For a small city, inside a small room, lies some big resources.
"It's an invaluable service not only to Burkburnett but to Wichita County," said Detective Ed Stahr who also serves as the emergency management coordinator.
In the room several computer screens each filled with weather patterns is monitored closely by Stahr and Officer Jonny Zellner.
"As you can see there are five or six things going on right now and I help him in whatever he needs," said Zellner.
Over the past decade the department has accumulated their equipment and they put it to use Monday where non-stop radio action and tornado formations kept them busy.
"We live in the area in North Texas where we do see severe weather from time to time and so the more that we can do the better prepared we can be," said Stahr.

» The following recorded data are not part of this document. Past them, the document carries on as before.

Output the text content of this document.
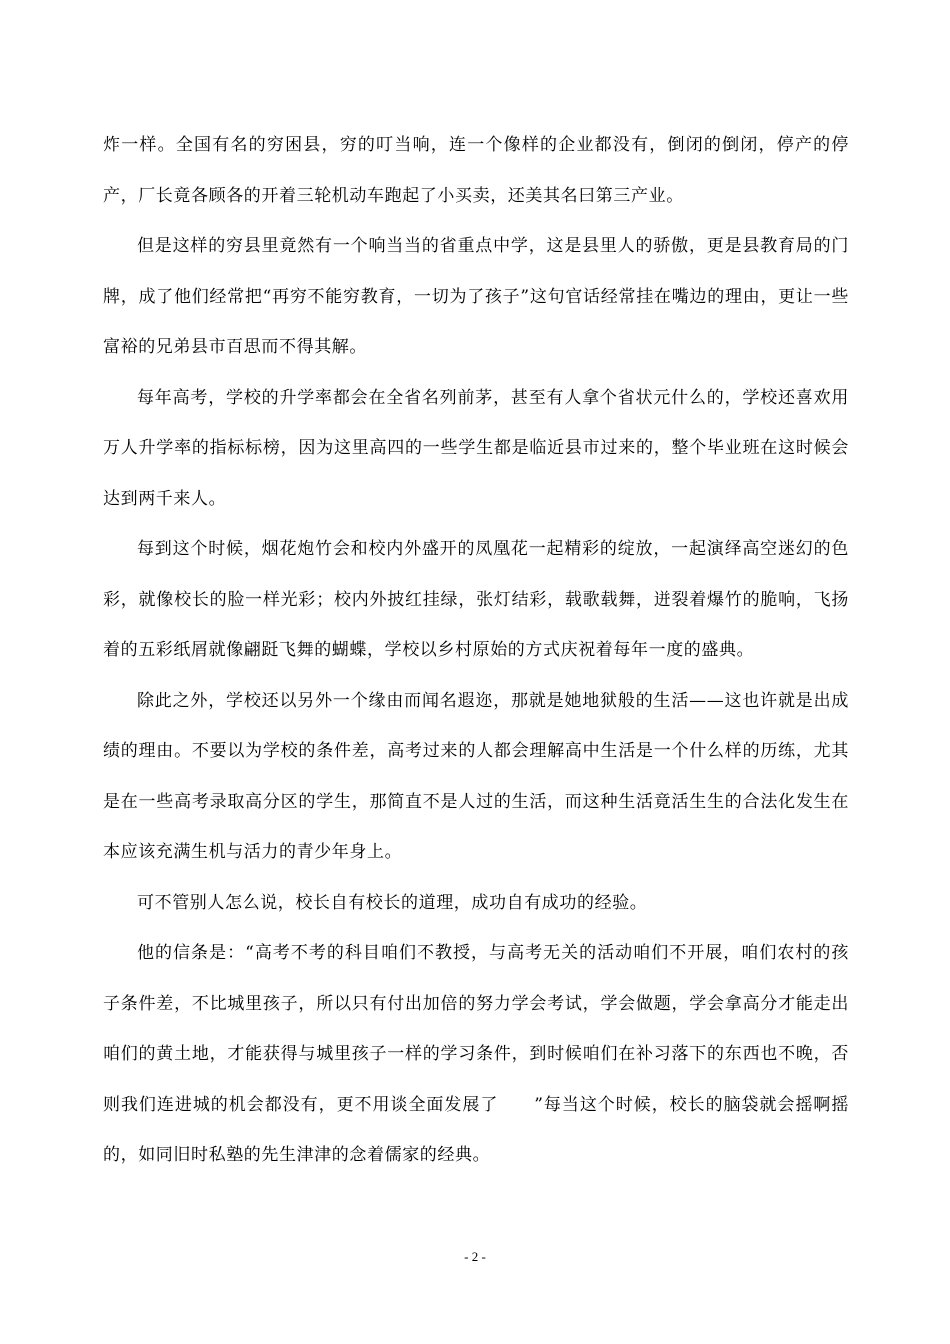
炸一样。全国有名的穷困县，穷的叮当响，连一个像样的企业都没有，倒闭的倒闭，停产的停产，厂长竟各顾各的开着三轮机动车跑起了小买卖，还美其名曰第三产业。

但是这样的穷县里竟然有一个响当当的省重点中学，这是县里人的骄傲，更是县教育局的门牌，成了他们经常把“再穷不能穷教育，一切为了孩子”这句官话经常挂在嘴边的理由，更让一些富裕的兄弟县市百思而不得其解。

每年高考，学校的升学率都会在全省名列前茅，甚至有人拿个省状元什么的，学校还喜欢用万人升学率的指标标榜，因为这里高四的一些学生都是临近县市过来的，整个毕业班在这时候会达到两千来人。

每到这个时候，烟花炮竹会和校内外盛开的凤凰花一起精彩的绽放，一起演绎高空迷幻的色彩，就像校长的脸一样光彩；校内外披红挂绿，张灯结彩，载歌载舞，迸裂着爆竹的脆响，飞扬着的五彩纸屑就像翩跹飞舞的蝴蝶，学校以乡村原始的方式庆祝着每年一度的盛典。

除此之外，学校还以另外一个缘由而闻名遐迩，那就是她地狱般的生活——这也许就是出成绩的理由。不要以为学校的条件差，高考过来的人都会理解高中生活是一个什么样的历练，尤其是在一些高考录取高分区的学生，那简直不是人过的生活，而这种生活竟活生生的合法化发生在本应该充满生机与活力的青少年身上。

可不管别人怎么说，校长自有校长的道理，成功自有成功的经验。

他的信条是：“高考不考的科目咱们不教授，与高考无关的活动咱们不开展，咱们农村的孩子条件差，不比城里孩子，所以只有付出加倍的努力学会考试，学会做题，学会拿高分才能走出咱们的黄土地，才能获得与城里孩子一样的学习条件，到时候咱们在补习落下的东西也不晚，否则我们连进城的机会都没有，更不用谈全面发展了　　”每当这个时候，校长的脑袋就会摇啊摇的，如同旧时私塾的先生津津的念着儒家的经典。

- 2 -
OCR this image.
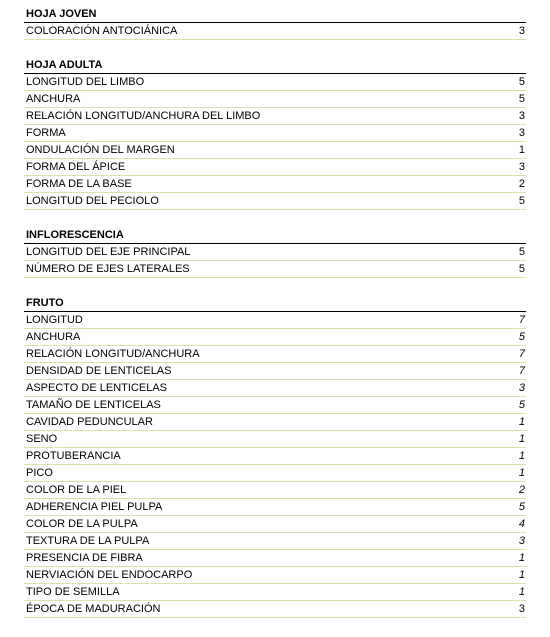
HOJA JOVEN
COLORACIÓN ANTOCIÁNICA	3
HOJA ADULTA
LONGITUD DEL LIMBO	5
ANCHURA	5
RELACIÓN LONGITUD/ANCHURA DEL LIMBO	3
FORMA	3
ONDULACIÓN DEL MARGEN	1
FORMA DEL ÁPICE	3
FORMA DE LA BASE	2
LONGITUD DEL PECIOLO	5
INFLORESCENCIA
LONGITUD DEL EJE PRINCIPAL	5
NÚMERO DE EJES LATERALES	5
FRUTO
LONGITUD	7
ANCHURA	5
RELACIÓN LONGITUD/ANCHURA	7
DENSIDAD DE LENTICELAS	7
ASPECTO DE LENTICELAS	3
TAMAÑO DE LENTICELAS	5
CAVIDAD PEDUNCULAR	1
SENO	1
PROTUBERANCIA	1
PICO	1
COLOR DE LA PIEL	2
ADHERENCIA PIEL PULPA	5
COLOR DE LA PULPA	4
TEXTURA DE LA PULPA	3
PRESENCIA DE FIBRA	1
NERVIACIÓN DEL ENDOCARPO	1
TIPO DE SEMILLA	1
ÉPOCA DE MADURACIÓN	3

Being a storm ready city requires a 24-hour emergency operations center along with several other demands but that's not all they offer.
"We have tornado sirens we also have our code red that we utilize and if need be the guys go out and they go door to door."
Both men have received special training in Norman, Oklahoma. Monday they were not only serving as officers to the city of Burkburnett but storm spotters.
Burk was the fourth Texas city to be recognized as an official storm ready community in 2001. Burk has been joined by Bowie which received its certification just last week.